Once the algorithm begins to understand how information is structured and to identify the components of a document, it can withstand small variations. For example, it can learn that the total amount of an invoice is listed at the end of the paper, but if the invoice has multiple pages it will look for the specific words “total amount.”
The main challenge of AI for OCR is the lack of qualified personnel and the cost of its implementation. Most large organizations are very well aware of the need to implement AI for data processing tasks where they would traditionally use OCR, but they are trapped in a legacy logic.
There is currently a slow drive towards applying AI because, although the benefits are obvious, there are still too few success stories to generate momentum.
Building an OCR Engine
Some companies choose to repurpose old OCR algorithms. Creating an AI-powered, efficient OCR engine is something that scientists from InData Labs have already done and described in detail on their blog in six steps.
It all starts with image acquisition, usually transforming any document into a black and white version that is easier to parse in subsequent steps.
Most of the times this is not enough, and the image will still have some residual noise that can make reading harder and results less accurate. This step is especially important in the case of handwritten documents that have significant variability. A way to integrate AI into this step is to use computer vision.
Once the input is clean, it is time to break it into atomic pieces which can be analyzed and categorized into predefined bins, or use clustering algorithms to find the most appropriate classification.

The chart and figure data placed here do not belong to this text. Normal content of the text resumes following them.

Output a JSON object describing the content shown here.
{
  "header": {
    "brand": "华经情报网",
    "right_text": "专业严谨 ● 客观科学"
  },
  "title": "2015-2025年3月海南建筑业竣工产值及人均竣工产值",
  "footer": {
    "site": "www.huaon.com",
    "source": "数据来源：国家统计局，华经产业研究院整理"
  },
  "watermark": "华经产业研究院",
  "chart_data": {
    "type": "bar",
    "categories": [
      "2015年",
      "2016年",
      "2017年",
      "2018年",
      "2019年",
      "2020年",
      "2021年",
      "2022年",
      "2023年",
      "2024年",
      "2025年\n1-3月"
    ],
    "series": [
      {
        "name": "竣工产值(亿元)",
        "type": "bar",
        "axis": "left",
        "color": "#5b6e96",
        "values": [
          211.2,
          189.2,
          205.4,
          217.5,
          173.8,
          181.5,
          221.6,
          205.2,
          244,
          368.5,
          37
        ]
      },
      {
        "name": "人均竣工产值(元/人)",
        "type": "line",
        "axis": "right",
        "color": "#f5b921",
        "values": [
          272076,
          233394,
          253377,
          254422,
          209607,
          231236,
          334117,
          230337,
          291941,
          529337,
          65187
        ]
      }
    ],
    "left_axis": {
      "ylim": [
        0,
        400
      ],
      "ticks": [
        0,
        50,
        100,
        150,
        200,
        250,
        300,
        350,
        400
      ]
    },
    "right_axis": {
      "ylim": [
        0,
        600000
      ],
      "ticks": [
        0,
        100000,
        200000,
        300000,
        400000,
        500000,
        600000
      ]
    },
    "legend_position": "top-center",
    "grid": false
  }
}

The next step means looking at individual characteristics to identify the differences and decide upon the final classification of each character. This is the moment when the real power of the neural network can manifest. By looking at thousands of small variations, like different fonts, sizes, or weights, the system becomes able to recognize symbols much like a person would do it while reading.
The last step is concerned with checking the result, refining, or correcting it. Until now, there is no technical solution to make it 100% automatic. It is still necessary to have a human making the final corrections.
Problems and Features
As it can be implied from this workflow, the main issues arise from the quality of the input material and the sensitivity of the algorithm.
A useful AI tool supports a wide variety of input methods and file types. It should at least be able to read the most common image formats, PDFs, emails, spreadsheet, and more.
Once extracted, the information needs to be convertible to any necessary format and ready to be imported in various platforms (such as ERP and CMS). Last but not least, it should be easily scalable to accommodate any data volume.
When Is OCR a Better Option?
The narrative so far does not intend to position AI as a panacea but as a natural evolution and alternative to conventional OCR. However, there are some use cases when the plain OCR is enough. These include barcode scanning and any fixed formats, like QR codes. Even some invoice formats work perfectly without neural networks.
However, if you have a few variations in your input, creating templates for OCR models becomes costlier than training an AI.